Lakeville schools Superintendent Lisa Snyder likes to say that to a toddler, "a magazine is an iPad that doesn't work."
For Snyder, who took over the district last summer, it's a means of conveying how adept children are becoming in the digital world.
That is one of the reasons, she said, that the Lakeville school district has decided to put iPads in the hands of kids as young as 3 or 4 in the next month or so.
Can kids that young benefit from iPads? "Absolutely," Snyder said last week.
Lakeville is set to take possession of about 1,900 iPads next month for distribution to dozens of classrooms as part of an initiative to make Lakeville one of the most-wired districts in the state.
Snyder said a growing body of research demonstrates the iPads are helping improve student performance and, in some cases, behavior.
In younger children, that can mean more quickly learning to write their names, trace letters or build vocabulary. In older kids, it can mean better graduation rates, fewer disciplinary problems and more critical thinking, Snyder and others said.
"Students tend to make great gains," said Snyder, who held a series of information sessions for parents last week on plans to distribute the tablets this spring. "This is a learning initiative, not a technology initiative."
Although some parents at the meetings were skeptical that the devices would be used as anything but game consoles by younger students, most seemed enthusiastic about kids using the devices to learn.
"He loves computers," said Elizabeth Frandrup, whose son Paul is a first-grader at John F. Kennedy Elementary. "It will be a great tool, not just for him, but for all the students."
The district purchased the devices earlier this month, the day after Apple unveiled its latest version of the iPad to the nation.
District officials estimate that the first rollout, next month, will allow more than 80 percent of elementary school children to use the devices at some point.
"Every single kid in my building will be affected in one way or another by the iPad," said Mark Deming, a media specialist at Orchard Park Elementary School.
The ultimate goal is to place an iPad in the hands of every student and teacher in Lakeville, a goal that would require more than 11,000 devices.
The tablets, using thousands of education apps, will allow students to make their own movies, use electronic textbooks for deeper research and post findings or reports on the Internet for others.
"What we are trying to do is to get our staff to transform the classroom ... taking it to a higher level of critical thinking," said Barbara Knudsen, director of teaching and learning services for the district.

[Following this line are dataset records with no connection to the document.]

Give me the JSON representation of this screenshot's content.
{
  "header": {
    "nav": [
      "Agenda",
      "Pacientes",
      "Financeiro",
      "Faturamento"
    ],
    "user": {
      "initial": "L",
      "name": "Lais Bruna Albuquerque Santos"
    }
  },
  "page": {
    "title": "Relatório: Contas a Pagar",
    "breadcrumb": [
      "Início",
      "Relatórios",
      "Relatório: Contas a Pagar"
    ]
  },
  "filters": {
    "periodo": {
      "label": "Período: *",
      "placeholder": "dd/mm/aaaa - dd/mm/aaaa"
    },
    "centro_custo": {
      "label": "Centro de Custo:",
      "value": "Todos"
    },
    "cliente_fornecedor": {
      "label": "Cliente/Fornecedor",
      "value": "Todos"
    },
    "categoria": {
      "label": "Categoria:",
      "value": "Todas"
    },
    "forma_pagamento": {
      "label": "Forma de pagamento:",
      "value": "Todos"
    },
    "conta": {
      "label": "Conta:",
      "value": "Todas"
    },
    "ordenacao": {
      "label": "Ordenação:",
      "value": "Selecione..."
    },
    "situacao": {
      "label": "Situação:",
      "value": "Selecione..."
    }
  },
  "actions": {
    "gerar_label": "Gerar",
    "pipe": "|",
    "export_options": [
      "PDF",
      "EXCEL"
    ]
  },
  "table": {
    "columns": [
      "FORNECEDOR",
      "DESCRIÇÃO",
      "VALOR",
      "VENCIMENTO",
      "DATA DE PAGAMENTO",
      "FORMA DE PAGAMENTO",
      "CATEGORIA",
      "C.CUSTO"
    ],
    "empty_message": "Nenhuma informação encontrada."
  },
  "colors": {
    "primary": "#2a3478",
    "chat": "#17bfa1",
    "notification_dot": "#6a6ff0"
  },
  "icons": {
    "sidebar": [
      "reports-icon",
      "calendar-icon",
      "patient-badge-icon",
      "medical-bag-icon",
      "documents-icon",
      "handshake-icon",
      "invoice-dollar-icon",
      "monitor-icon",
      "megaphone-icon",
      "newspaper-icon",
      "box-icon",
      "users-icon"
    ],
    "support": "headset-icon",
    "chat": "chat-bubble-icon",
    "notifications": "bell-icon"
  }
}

To get maximum use of the technology, the district is upgrading all of its buildings for wireless Internet access. Also, training has begun to prepare teachers from novices to technology experts on the best way to use the devices.
Holding the informational meetings for parents of elementary, middle school and high school students was another way that the district tried to pave the way for the future.
Many of the parents had some basic questions: Will the kids take the devices home? (Not yet.) What happens if they get lost or break down? (The devices are being leased for three years so they will be replaced by Apple or the district during that time.)
District technology experts said the devices have Gorilla Glass, making it harder to break. Also, the breakage rate is very low, even among the youngest students.
"Kids really do respect the technology," said Jason Molesky, the district's assessment and accountability coordinator, who checked with other districts on breakage rates for the iPads.
Rachel Frechette, who has three kids in the district, said her 6-year-old daughter, Isabel, has been using her parents' iPad since she was about 4, mainly to play games.
"She did it right off the bat," Frechette said.
She said her sons do use the iPad for school reports, although they also use it a lot to research basketball statistics.
Frechette said she was skeptical when she first heard about the district's plans because she wondered how teachers would get the students to focus on learning and not game playing on the devices.
By the end of the night she said she saw how the devices could help students of all ages.
"I think it probably is good for kids who need different ways to learn," she said. "I was skeptical, but am encouraged that there seems to be a plan. Further engagement and deeper engagement is definitely what I am after."